0

I'm trying to plot PCA scores using ggbiplot but I can't due to a mismatch between my scores and my groupings. I think the mismatch stems from the NA values in my original log-transformed data (which I omit when I calculate the PCs). Is there a way to get around this so that I can plot using ggbiplot?
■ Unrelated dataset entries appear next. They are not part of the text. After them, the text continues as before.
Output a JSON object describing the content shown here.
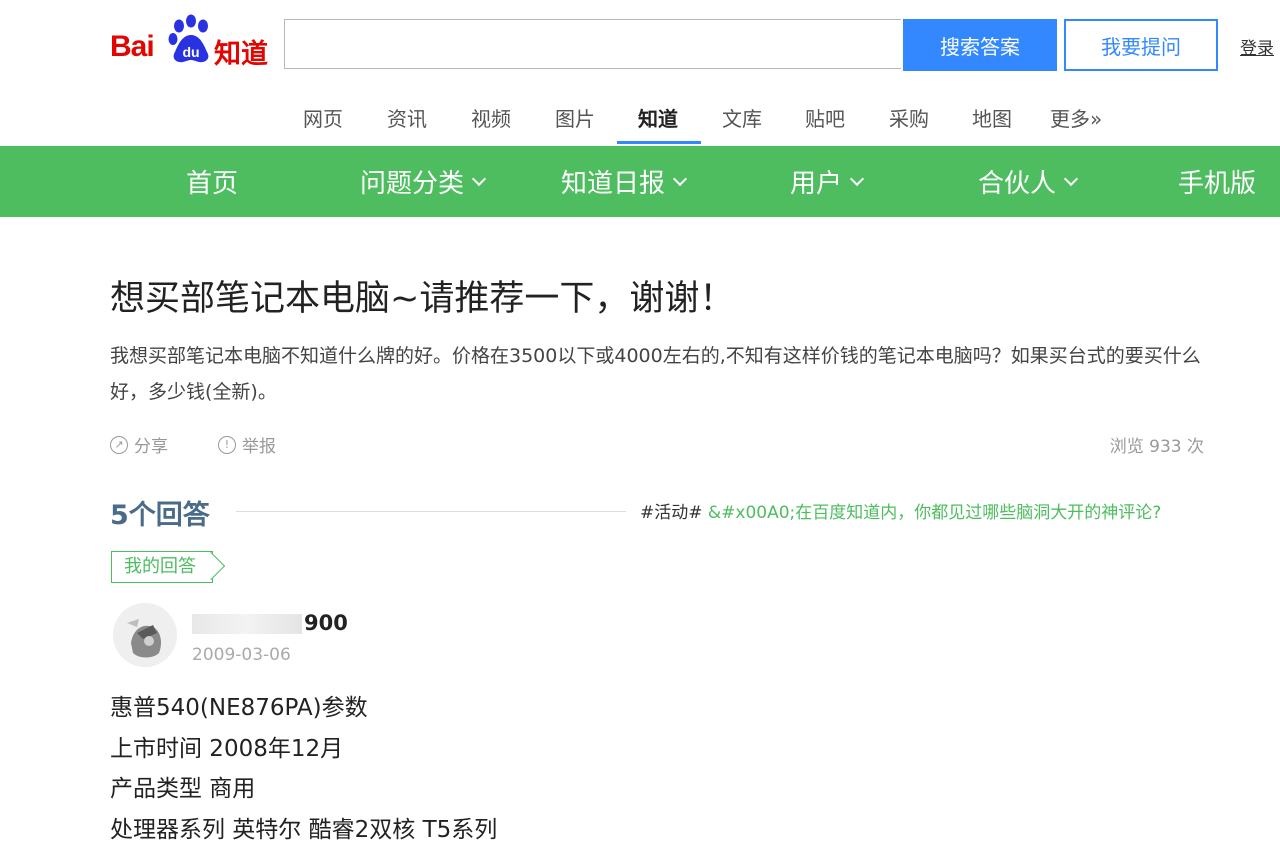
{
  "header": {
    "logo_bai": "Bai",
    "logo_du": "du",
    "logo_zhidao": "知道",
    "search_placeholder": "",
    "search_button": "搜索答案",
    "ask_button": "我要提问",
    "login_link": "登录"
  },
  "tabs": [
    "网页",
    "资讯",
    "视频",
    "图片",
    "知道",
    "文库",
    "贴吧",
    "采购",
    "地图",
    "更多»"
  ],
  "active_tab": "知道",
  "nav": [
    "首页",
    "问题分类",
    "知道日报",
    "用户",
    "合伙人",
    "手机版"
  ],
  "question": {
    "title": "想买部笔记本电脑~请推荐一下，谢谢！",
    "description": "我想买部笔记本电脑不知道什么牌的好。价格在3500以下或4000左右的,不知有这样价钱的笔记本电脑吗？如果买台式的要买什么好，多少钱(全新)。",
    "share": "分享",
    "report": "举报",
    "views": "浏览 933 次"
  },
  "answers_section": {
    "count": "5个回答",
    "activity_tag": "#活动#",
    "activity_text": "&#x00A0;在百度知道内，你都见过哪些脑洞大开的神评论?"
  },
  "my_answer_badge": "我的回答",
  "answer": {
    "user_name_suffix": "900",
    "date": "2009-03-06",
    "lines": [
      "惠普540(NE876PA)参数",
      "上市时间 2008年12月",
      "产品类型 商用",
      "处理器系列 英特尔 酷睿2双核 T5系列"
    ]
  },
  "colors": {
    "brand_red": "#e10601",
    "brand_blue": "#2932e1",
    "accent_blue": "#3388ff",
    "nav_green": "#4dbd5f"
  }
}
GCelem_trans.pca<-prcomp(na.omit(GCelem_trans.log), center=TRUE, scale=TRUE)
GCelem.rxtp <- GCelem[, 9]


g <- ggbiplot(GCelem_trans.pca, obs.scale = 1, var.scale = 1, 
                  groups = GCelem.rxtp, ellipse = TRUE, 
                  circle = TRUE)
    Error in `$<-.data.frame`(`*tmp*`, "groups", value = c(2L, 5L, 5L, 2L,  : 
      replacement has 33337 rows, data has 30804

Should I recalculate GCelem.rxtp based on a copy of GCelem that omits any rows with NAs?

val
  • 1,629
  • 1
  • 30
  • 56
  • I think the error is because you haven't subset `GCelem.rxtp` to match the NA-omitted data. You could find the index of the NA rows and subset `GCelem.rxtp` so that the correct values are removed from this, or you could impute the NAs in the original data (for example with the median of each variable). – Joe Jan 19 '17 at 11:15

1 Answers1

0

You can try with:

GCelem.rxtp <- GCelem[complete.cases(GCelem_trans.log), 9]
HubertL
  • 19,246
  • 3
  • 32
  • 51